Bu nedenle birçok insan sadece karbon ayak izinden değil, aynı zamanda bir iklim gölgesinden veya karbon nötr bir ekonomiye geçişin imkansız olacağı görünmez ve hesaplanması zor faaliyetlerden de bahsetmeye başlıyor.
İklim değişikliğine ve sonuçlarına bir yanıt olarak döngüsel ekonomi.
Döngüsel ekonomi modeli, aynı anda politikacılar, akademik çevreler, iş dünyası, meslek ve sivil kuruluşlar tarafından, modern toplumların karşılaştığı zorluklara somut yanıtlar ve çözümler sunabilecek en yeterli ve en verimli ekonomik işleyiş modeli olarak giderek daha fazla adlandırılmaktadır. bugün karşı karşıya. İklim değişikliği ve sonuçları ile çevre üzerindeki olumsuz etkiler (tükenme, kirlilik, doğal kaynakların yok edilmesi, biyoçeşitliliğin kaybı) gibi baskın doğrusal ekonomik modelin mantığına göre yapılandırılmış insan faaliyetlerinin sorumlu olduğu zorluklar.
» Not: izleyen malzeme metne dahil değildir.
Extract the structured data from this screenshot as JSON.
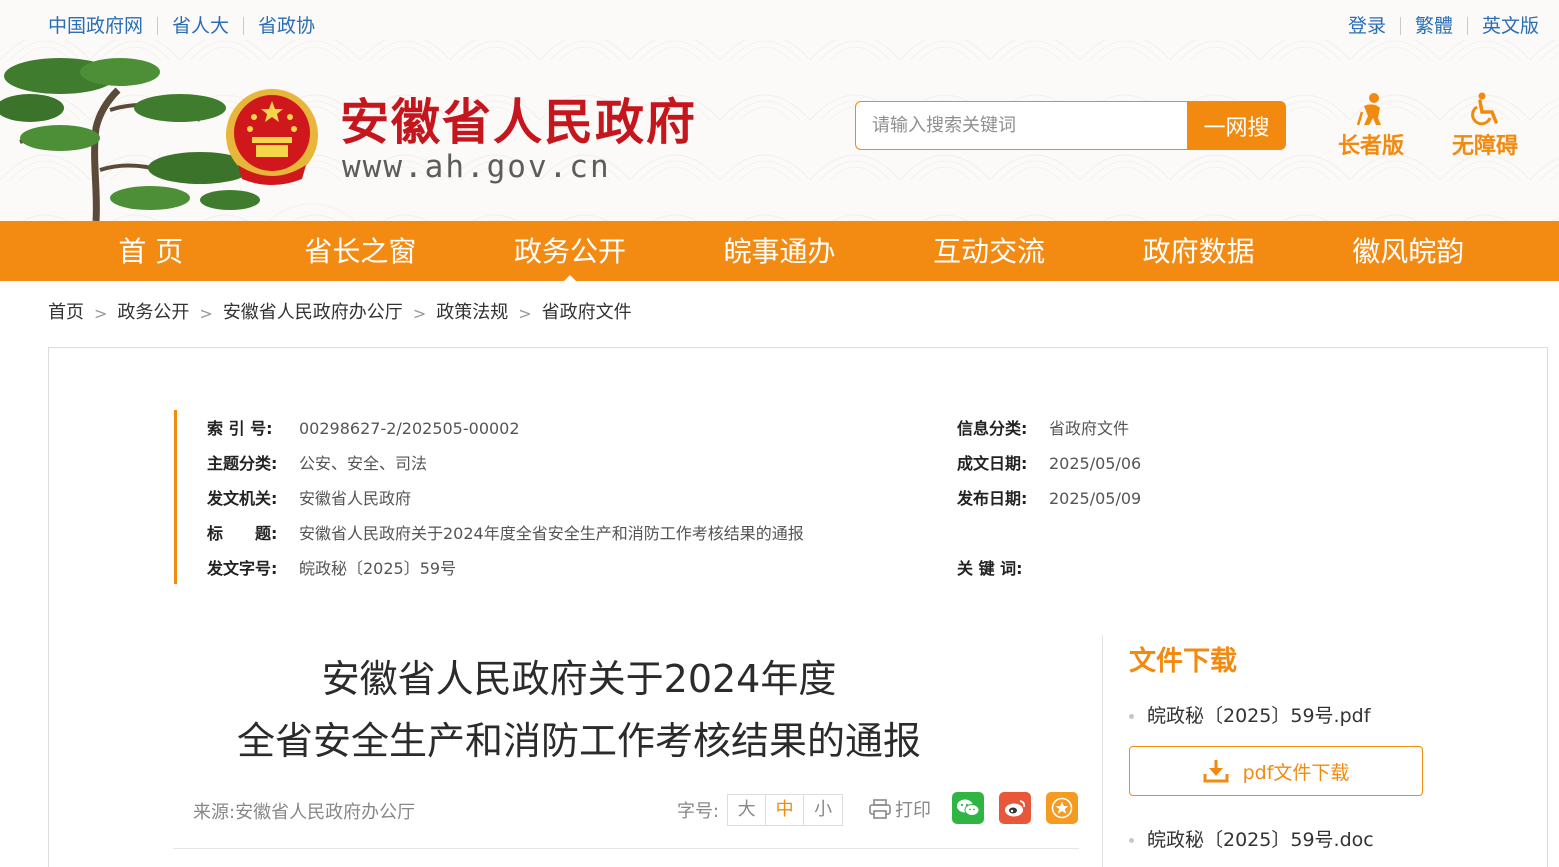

Döngüsel ekonomi, buna paralel olarak, ürün ve malzemeleri üretme ve kullanma şeklimizi dönüştürerek emisyonların azaltılmasına katkıda bulunabilir.
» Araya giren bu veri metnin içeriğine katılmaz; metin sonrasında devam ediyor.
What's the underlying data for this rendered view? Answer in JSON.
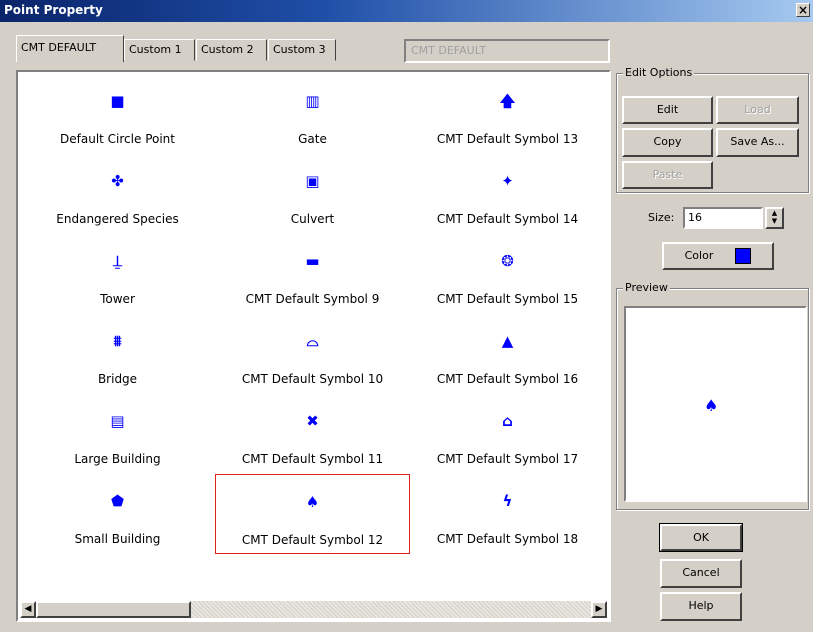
{
  "window": {
    "title": "Point Property",
    "close_label": "×"
  },
  "tabs": [
    {
      "label": "CMT DEFAULT",
      "active": true
    },
    {
      "label": "Custom 1",
      "active": false
    },
    {
      "label": "Custom 2",
      "active": false
    },
    {
      "label": "Custom 3",
      "active": false
    }
  ],
  "library_name_value": "CMT DEFAULT",
  "symbols": [
    {
      "label": "Default Circle Point",
      "icon": "circle-point-icon",
      "glyph": "■"
    },
    {
      "label": "Gate",
      "icon": "gate-icon",
      "glyph": "▥"
    },
    {
      "label": "CMT Default Symbol 13",
      "icon": "up-arrow-icon",
      "glyph": "🡅"
    },
    {
      "label": "Endangered Species",
      "icon": "bird-icon",
      "glyph": "✤"
    },
    {
      "label": "Culvert",
      "icon": "culvert-icon",
      "glyph": "▣"
    },
    {
      "label": "CMT Default Symbol 14",
      "icon": "star-icon",
      "glyph": "✦"
    },
    {
      "label": "Tower",
      "icon": "tower-icon",
      "glyph": "⍊"
    },
    {
      "label": "CMT Default Symbol 9",
      "icon": "dome-icon",
      "glyph": "▬"
    },
    {
      "label": "CMT Default Symbol 15",
      "icon": "gear-icon",
      "glyph": "❂"
    },
    {
      "label": "Bridge",
      "icon": "bridge-icon",
      "glyph": "⩩"
    },
    {
      "label": "CMT Default Symbol 10",
      "icon": "cloud-outline-icon",
      "glyph": "⌓"
    },
    {
      "label": "CMT Default Symbol 16",
      "icon": "mountain-icon",
      "glyph": "▲"
    },
    {
      "label": "Large Building",
      "icon": "large-building-icon",
      "glyph": "▤"
    },
    {
      "label": "CMT Default Symbol 11",
      "icon": "x-icon",
      "glyph": "✖"
    },
    {
      "label": "CMT Default Symbol 17",
      "icon": "house-icon",
      "glyph": "⌂"
    },
    {
      "label": "Small Building",
      "icon": "small-building-icon",
      "glyph": "⬟"
    },
    {
      "label": "CMT Default Symbol 12",
      "icon": "tree-icon",
      "glyph": "♠",
      "selected": true
    },
    {
      "label": "CMT Default Symbol 18",
      "icon": "lightning-icon",
      "glyph": "ϟ"
    }
  ],
  "scrollbar": {
    "left_arrow": "◀",
    "right_arrow": "▶"
  },
  "edit_options": {
    "legend": "Edit Options",
    "edit_label": "Edit",
    "load_label": "Load",
    "copy_label": "Copy",
    "save_as_label": "Save As...",
    "paste_label": "Paste"
  },
  "size": {
    "label": "Size:",
    "value": "16",
    "up": "▲",
    "down": "▼"
  },
  "color": {
    "label": "Color",
    "value": "#0000ff"
  },
  "preview": {
    "legend": "Preview",
    "glyph": "♠"
  },
  "buttons": {
    "ok": "OK",
    "cancel": "Cancel",
    "help": "Help"
  }
}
Bu potansiyeli göstermek için çalışma, döngüsel ekonomi stratejilerinin yalnızca beş temel alanda (çimento, alüminyum, çelik, plastik ve gıda) uygulanmasının, mal üretiminden kaynaklanan emisyonların neredeyse yarısını – 9,3 milyar ton CO2e – nasıl ortadan kaldırabileceğini gösteriyor. 2050'de, bu, tüm ulaşımdan kaynaklanan mevcut emisyonların sıfıra düşürülmesine eşdeğerdir.
Döngüsel ekonomi kavramının birbirini tamamlayan farklı tanımları bulunmaktadır. Ellen MacArthur Vakfı'nınki en sık alıntılananlar arasındadır ve döngüsel ekonomiyi, üç ana ilkeyi iç içe geçiren bir sosyo-ekonomik ilişkileri ve faaliyetleri yapılandırma modeli olarak tanımlar. Atık ve kirliliği ortadan kaldırmak için tüm yaşam döngülerinin analizini içeren malzeme, ürün ve hizmetlerin ilk tasarımı ve oluşturulması. Daha uzun kullanım ve değer elde tutmayı mümkün kılan ve yönlendiren malzemeler, ürünler, hizmetler ve iş modelleri oluşturmak, Çevresel Re-jenerasyon.
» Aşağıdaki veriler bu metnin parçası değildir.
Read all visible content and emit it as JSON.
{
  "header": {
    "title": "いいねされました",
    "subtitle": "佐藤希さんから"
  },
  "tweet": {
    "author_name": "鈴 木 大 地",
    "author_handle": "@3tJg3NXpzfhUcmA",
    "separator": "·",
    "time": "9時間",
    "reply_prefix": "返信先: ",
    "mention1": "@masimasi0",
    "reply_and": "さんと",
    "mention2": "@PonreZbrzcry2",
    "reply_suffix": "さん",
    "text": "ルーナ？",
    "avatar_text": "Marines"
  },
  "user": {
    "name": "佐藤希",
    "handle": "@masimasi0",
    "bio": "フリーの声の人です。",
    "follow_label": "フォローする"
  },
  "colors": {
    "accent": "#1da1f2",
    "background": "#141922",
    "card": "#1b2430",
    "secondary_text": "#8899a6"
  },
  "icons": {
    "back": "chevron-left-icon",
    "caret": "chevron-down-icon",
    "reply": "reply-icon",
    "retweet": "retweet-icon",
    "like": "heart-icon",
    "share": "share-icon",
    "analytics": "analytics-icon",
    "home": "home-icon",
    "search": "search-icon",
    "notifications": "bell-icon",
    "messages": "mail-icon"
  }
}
Döngüsel ekonominin (döngüyü kapatma) modeli ve mantığı, söylemi ne olursa olsun, ekonomik faaliyetlerin doğa ve insanlar için bir tehdit değil, sosyo-ekonomik ilişkilerin genel yapılanması için çok net ve uygulanabilir bir vizyon sunmaktadır. rejeneratif işleyiş için koşullar yaratarak ve toplum, iş dünyası ve çevre için faydalar üreterek tüm ekosistemin ayrılmaz, pozitif bir unsuru haline gelir.
Plastik kirliliği çevre felaketidir
Yüzen beş "plastik kıta", buzdağının yalnızca görünen kısmıdır. Mikro ve nano plastiklerin ekosistem üzerindeki uzun vadeli etkileri hala iyi bilinmiyor ve araştırılıyor, ancak plastiğin gıda zincirine kalıcı olarak girdiğini söylemeye olanak tanıyan birçok sonuç ve veri var.
Günümüzde en yaygın plastik türleri, ana bileşen olarak polimerleri kullanan çok çeşitli sentetik veya yarı sentetik malzemeleri temsil etmektedir. Plastiğin fiziksel ve kimyasal özellikleri onu son derece uyarlanabilir, hafif, üretimi kolay ve hepsinden önemlisi ucuz bir malzeme haline getiriyor. Temel özelliklerine ve niteliklerine göre kategorize edilen ve ardından olası uygulamaları ve kullanımları belirleyen birçok farklı plastik türü vardır.
Bugün plastik, bir son ürün veya başka bir malzemenin bileşeni ve bileşeni olarak her yerdedir. Tekstilde, inşaat malzemelerinde ve hemen hemen tüm günlük kullanım nesnelerinde buluyoruz.
1980'lere kadar, plastiğin geri dönüştürülmesi ve yakılması yaygın bir uygulama değildi ve bu nedenle, tüm kullanım dışı plastik malzemeler ve ürünler basitçe atılıyordu. Plastiğin parçalanma süreci yaklaşık 400 yıl sürüyor, bu da 1950'lerin sonlarından beri üretilen tüm plastiğin hâlâ etrafımızda bir yerlerde olduğu anlamına geliyor.